In an appearance on QAnon show RedPill78 in February, host Zak Paine -- who has admitted to participating in the January 6 insurrection at the United States Capitol -- said that he was “so excited” by the effort, adding that “there’s unlimited opportunities for this to be used” in order “to have a very real and nearly immediate impact on everything that we have seen.”
Klann also floated using surety bonds to target Canadian Prime Minister Justin Trudeau, and Paine later in the interview said he would email the interview to a Canadian he knew so “hopefully this is something that [he] can implement there as well.”
During an online stream that same month with another QAnon influencer, John Sabal, known online as “QAnon John,” Klann said, “We’re just scratching the surface, guys. Every elected and appointed official is bonded.” Sabal later added that “what you guys are doing is probably one of the most important things you can be doing today.”
Another QAnon influencer Klann spoke with, David “Nino” Rodriguez, praised Bonds for the Win for “giving people the tools to fight back” after Klann told him that “everyone is bonded, everyone. Every judge, every prosecutor, every single — we're talking mayor, city council.”
Klann also went back on McKay’s show in January to promote her effort, and McKay said it was a “lawful and legal strategy to basically take the power from these criminals,” including “school boards, city councils, sheriffs, [and] legislators.”

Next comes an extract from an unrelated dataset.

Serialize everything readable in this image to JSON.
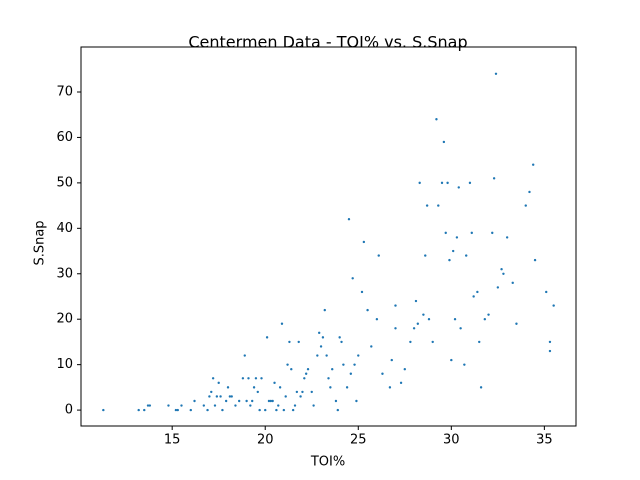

Protzman’s network has also promoted Bonds for the Win, and a member of the group has spoken on one of his online chats. And Klann in January teamed up with Ron Watkins, the former administrator of 8kun, where Q has been based, and who some have alleged ran the Q account for at least a period of time. They targeted an Arizona school board with the bonds effort.
Some election fraud promoters have embraced Klann’s surety bond strategy
Klann’s dubious strategy has also caught the eye of some prominent figures promoting false claims of voter fraud in the 2020 presidential election, including Patrick Byrne, the former Overstock CEO who has heavy ties to QAnon and has become a major funder and organizer of election-denying efforts. In an online stream in February, he advocated using the surety bond strategy to target election officials, saying that “it may be possible to get some civil suits going on the insurance side that triggers the insurance companies to do something” and to “file a lawsuit” on the bond.
And in a stream the following month, Byrne again promoted surety bonds, urging people to “create lawsuits against the insurance companies that are going to make them lean on the county people.”
And in March, David Clements, another prominent figure involved in promoting supposed election fraud, suggested in an online stream with Sabal that surety bonds could be used regarding election fraud claims as well, saying: “The surety bond strategy I like because you’re basically talking about the vulnerability of the machines themselves. And so almost every politician out there has an insurance bond.”
Klann’s success with her Bonds of the Win effort — and the success of Protzman’s group — signals the increasing influence of a wing of QAnon influencers who are perhaps even more extreme than the conspiracy theory’s original adherents. And the surety bonds strategy expands upon the QAnon community’s ongoing targeting of school boards and furthers the community’s association with the sovereign citizen movement. The strategy is also yet another way that the QAnon community has helped drive attempts to overturn the 2020 election.